> > Now there is one problem with this:
> > 
> > > +       /* merge content of multiple SPLs */
> > > +       vsp->prefixes = recallocarray(vsp->prefixes, vsp->prefixesz,
> > > +           vsp->prefixesz + spl->pfxsz, sizeof(struct spl_pfx));
> > > +       if (vsp->prefixes == NULL)
> > > +               err(1, NULL);
> > 
> > On first round this is fine. vsp->prefixes is NULL and this is a calloc.
> > On round two this is fine. vsp->prefixesz covers the full allocation but
> > on round three this becomes a problem. vsp->prefixesz can be smaller than
> > the allocation done before because of duplicates.
> > 
> > The manpage has the following about recallocarray():
> >      If ptr is not NULL, oldnmemb must be a value such that
> >      oldnmemb * size is the size of the earlier allocation
> >      that returned ptr, otherwise the behavior is undefined.
> > 
> > So right now that code above hits the undefined behavior case.

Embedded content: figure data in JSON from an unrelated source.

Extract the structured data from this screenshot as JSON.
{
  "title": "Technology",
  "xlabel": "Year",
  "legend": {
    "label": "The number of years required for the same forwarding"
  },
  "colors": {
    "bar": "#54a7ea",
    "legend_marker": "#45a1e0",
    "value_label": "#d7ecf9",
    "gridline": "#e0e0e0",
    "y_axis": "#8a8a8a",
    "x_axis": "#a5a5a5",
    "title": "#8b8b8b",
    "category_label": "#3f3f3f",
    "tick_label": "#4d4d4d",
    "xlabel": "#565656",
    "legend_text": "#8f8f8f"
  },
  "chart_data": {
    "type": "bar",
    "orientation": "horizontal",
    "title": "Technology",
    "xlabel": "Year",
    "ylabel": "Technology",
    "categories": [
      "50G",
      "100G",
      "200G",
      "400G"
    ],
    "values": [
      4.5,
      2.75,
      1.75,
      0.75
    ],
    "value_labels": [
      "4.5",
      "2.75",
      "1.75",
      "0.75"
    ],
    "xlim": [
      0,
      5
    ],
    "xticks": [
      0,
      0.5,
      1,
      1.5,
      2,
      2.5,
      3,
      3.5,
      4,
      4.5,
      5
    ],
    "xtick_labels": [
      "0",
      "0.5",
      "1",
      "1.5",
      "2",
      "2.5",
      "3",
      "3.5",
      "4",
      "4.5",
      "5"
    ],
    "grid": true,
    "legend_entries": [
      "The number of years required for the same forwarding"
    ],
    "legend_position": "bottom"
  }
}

> > Since vsp->prefixesz can be smaller than the earlier allocation.
> > 
> > Maybe it is enough to call reallocarray(vsp->prefixes, vsp->prefixesz,
> > sizeof(struct spl_pfx)) after the merge to adjust the allocation size.
> 
> I'd say we should do this.

No, actually I think we should use reallocarray(), not recallocarray()
for vsp->prefixes, just like for v->providers in aspa.c.

If we do stick with recallocarray() then we should track the proper
size, but also adjust the aspa code to do that.